In the US you would therefore expect a loss being used to write off against tax, This is significant as many US home owners are looking at a Capital Loss. Businesses can carry forward losses from previous years so why not home owners?

Ok, you are completely alone with that viewpoint. Can you explain why an entrepreneur who spends years building a business and gambles his home, personal life and future on setting up a business is a speculator? How are companies the same as banks? how is a asset manager a speculator? Or are you simply an idiotic a communist who disagree's with capitalism?

I wouldn't describe myself as a communist. If I were to force a label onto myself it would probably be something like an anarcho-capitalist but even that isn't quite right as my ideals are not pure enough.

To your points about the roles of "businesses" :

1. Entrepreneurs are the most difficult to deal with. I admit to some bias from the self labelling. Most people who call themselves entrepreneurs do not think like long term business owners. They tend to think in terms of an exit strategy from the outset. Legitimate business owners couldn't really care less about CGT as they want to own the business that they have built.

2. Asset managers are fee gathering machines that exist for the benefit of the asset managers rather than the asset owners. The so call performance fees are where they make the bulk of their money through speculation. The way that high water marks tend to be reset means that the risk of good then poor then good performance is skewed in favour of the asset manager at the expense of the asset owner. As asset managers are professional speculators, I see no reason why their gains and losses should be treated any differently to ordinary income.

3. Banks are not investors. They should be middlemen earning a small margin on everything that they do. Some of them are also speculators. This didn't work out too well. If the tax regime discourages speculation, I am not bothered.

4. Private equity barons spend their time buying companies, asset stripping them, re-leveraging them and then selling them on. I fail to see how the world would lose anything if they disappeared. The true investors in start-ups are the so called angel investors who aid start-ups with equity well before the venture capital / private equity money enters the fray with their fees, complex structures and desire to sell as quickly as possible.

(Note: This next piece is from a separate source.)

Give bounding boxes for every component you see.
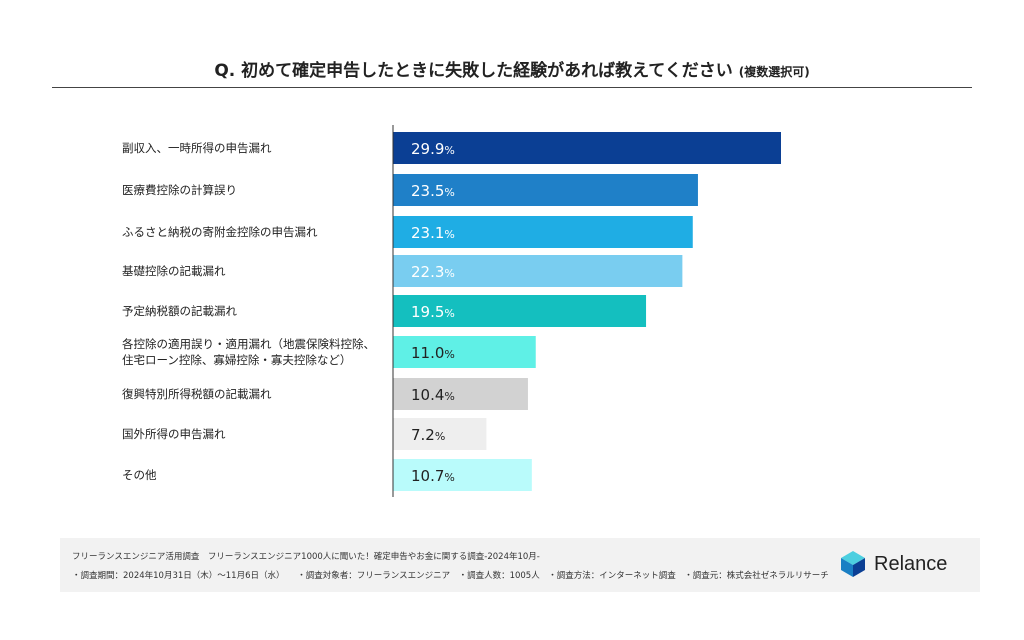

5. Companies exist primarily for the benefit of their management and bankers. The way that executive compensation is designed, management are generally rewarded for executing capital market transactions which have a short term impact on share prices rather than rewarding long term, organic growth. Changing the tax structure to favour organic growth over capital market transactions would be a positive development as far as I am concerned.

In general, I believe that there is too much leverage in the system. Changing the tax structure to equalise the after tax income from long term organic growth and short term capital growth which is clearly magnified by leverage can only be positive for the economy in the long run.

Permanent wealth is generated slowly. Transitory wealth is generated and lost quickly. Designing the tax system to discourage short term behaviour is a good thing.

As far as I am concerned, tax rates are too high and the state is too large. That does not mean that I am satisfied that a lower CGT and higher income taxes on ordinary income is my desired solution. I would prefer to see taxes from all sources taxed at an internally consistent rate that does not distort economic decisions.

As far as capital losses are concerned, I am in favour of them being carried back or forward. I think that 10 years is about right for the carry back / carry forward rules.